Collision coverage: is one of the two physical damage coverages. It provides compensation for physical damage to your vehicle. Usually, it includes a deductible – the amount of the loss you pay out of pocket. Generally speaking, the higher the deductible, the less you will pay for your monthly insurance premium.

Comprehensive coverage: the other one of the physical damage coverages. It will reimburse you for loss from theft or damage other than a collision with another car or object. Some examples are fire, hail or flood damage, cracked windshield or contact with deer or birds – whatever is spelled out in the insurance contract. Comprehensive is typically sold with a deductible of $100-$300. If you choose a higher deductible you can usually lower your monthly premium.

Medical Payments: This coverage pays medical and funeral costs for you or others injured or killed in an accident when a rider or driver in your insured car.

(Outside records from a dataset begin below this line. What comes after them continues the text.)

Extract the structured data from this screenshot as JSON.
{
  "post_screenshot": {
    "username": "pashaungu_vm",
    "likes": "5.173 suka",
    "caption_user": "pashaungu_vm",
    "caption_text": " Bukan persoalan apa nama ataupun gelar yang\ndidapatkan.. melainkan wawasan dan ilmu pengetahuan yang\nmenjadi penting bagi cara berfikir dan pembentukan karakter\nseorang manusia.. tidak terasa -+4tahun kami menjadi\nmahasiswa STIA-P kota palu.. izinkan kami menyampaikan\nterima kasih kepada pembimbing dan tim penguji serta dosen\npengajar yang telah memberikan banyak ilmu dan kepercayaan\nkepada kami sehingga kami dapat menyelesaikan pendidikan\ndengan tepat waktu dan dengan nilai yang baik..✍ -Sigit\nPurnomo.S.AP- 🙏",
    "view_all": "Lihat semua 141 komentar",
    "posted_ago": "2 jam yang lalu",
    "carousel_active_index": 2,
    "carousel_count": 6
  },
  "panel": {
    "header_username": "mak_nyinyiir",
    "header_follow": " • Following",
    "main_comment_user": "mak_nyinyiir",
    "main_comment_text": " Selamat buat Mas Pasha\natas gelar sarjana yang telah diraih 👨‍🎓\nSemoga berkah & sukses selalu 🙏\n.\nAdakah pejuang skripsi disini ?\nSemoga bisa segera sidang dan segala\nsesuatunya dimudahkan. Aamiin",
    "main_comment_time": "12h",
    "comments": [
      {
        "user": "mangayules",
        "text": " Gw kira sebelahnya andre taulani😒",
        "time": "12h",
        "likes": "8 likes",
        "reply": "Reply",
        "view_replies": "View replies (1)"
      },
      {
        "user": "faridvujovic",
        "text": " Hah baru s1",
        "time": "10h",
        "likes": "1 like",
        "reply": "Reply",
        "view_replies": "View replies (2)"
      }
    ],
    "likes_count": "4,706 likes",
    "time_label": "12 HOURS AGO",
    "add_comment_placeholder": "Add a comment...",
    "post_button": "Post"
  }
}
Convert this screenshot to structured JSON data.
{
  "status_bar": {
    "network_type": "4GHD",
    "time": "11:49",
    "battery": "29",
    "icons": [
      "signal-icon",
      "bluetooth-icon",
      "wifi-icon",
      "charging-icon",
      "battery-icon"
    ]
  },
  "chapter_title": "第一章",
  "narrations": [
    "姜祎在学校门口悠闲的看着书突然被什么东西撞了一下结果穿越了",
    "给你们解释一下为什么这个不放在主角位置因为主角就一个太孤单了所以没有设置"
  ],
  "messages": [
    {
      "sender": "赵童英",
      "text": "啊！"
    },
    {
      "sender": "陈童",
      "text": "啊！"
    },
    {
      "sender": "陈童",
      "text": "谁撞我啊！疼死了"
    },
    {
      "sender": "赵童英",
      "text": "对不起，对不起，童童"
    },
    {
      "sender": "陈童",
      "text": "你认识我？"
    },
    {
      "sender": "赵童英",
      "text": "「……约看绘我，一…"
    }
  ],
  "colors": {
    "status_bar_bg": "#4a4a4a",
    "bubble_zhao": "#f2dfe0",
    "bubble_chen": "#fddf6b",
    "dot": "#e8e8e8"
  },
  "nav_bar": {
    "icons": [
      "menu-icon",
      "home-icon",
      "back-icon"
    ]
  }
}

Depending on your insurer's policy, reasonable dental, hospital, surgical and nursing expenses are often included.

Alternative proof of financial responsibility

Whenever you renew your driver’s license in Montana, you must provide proof of insurance. According to the Montana Motor Vehicle Responsibility Code, there are several acceptable alternative proofs of financial responsibility:

Certificate of Deposit: A deposit of $55,000 in cash, or securities from a trust fund of equal market value can be registered with the State Treasurer. The State Treasurer will give you the certificate to be your proof when you also present him or her with evidence that you have no unsatisfied judgments again you from past accidents.

Surety bond: This requires the bond of a surety company licensed in the Big Sky Country. It functions like a minimum liability policy that will pay for the bodily injuries and property damage you are responsible for. However, the surety company will ask you for the money it has paid out for you. The bond itself, or a copy of it, can serve as your proof.

Real estate bond: a bond made valid by two individuals who vouch to pay on your behalf in case you fail to satisfy judgments against you for damages you cause in an accident. The bond has to be backed with real estate they own in Montana as collateral. It has to provide at least the coverage or payout that a minimum insurance policy otherwise would. Have the bond be approved by the county’s court judge (where the listed real estate is located), and the court clerk will file it to the DMV for you, or at least furnish proof of bond approval for you to file on your own.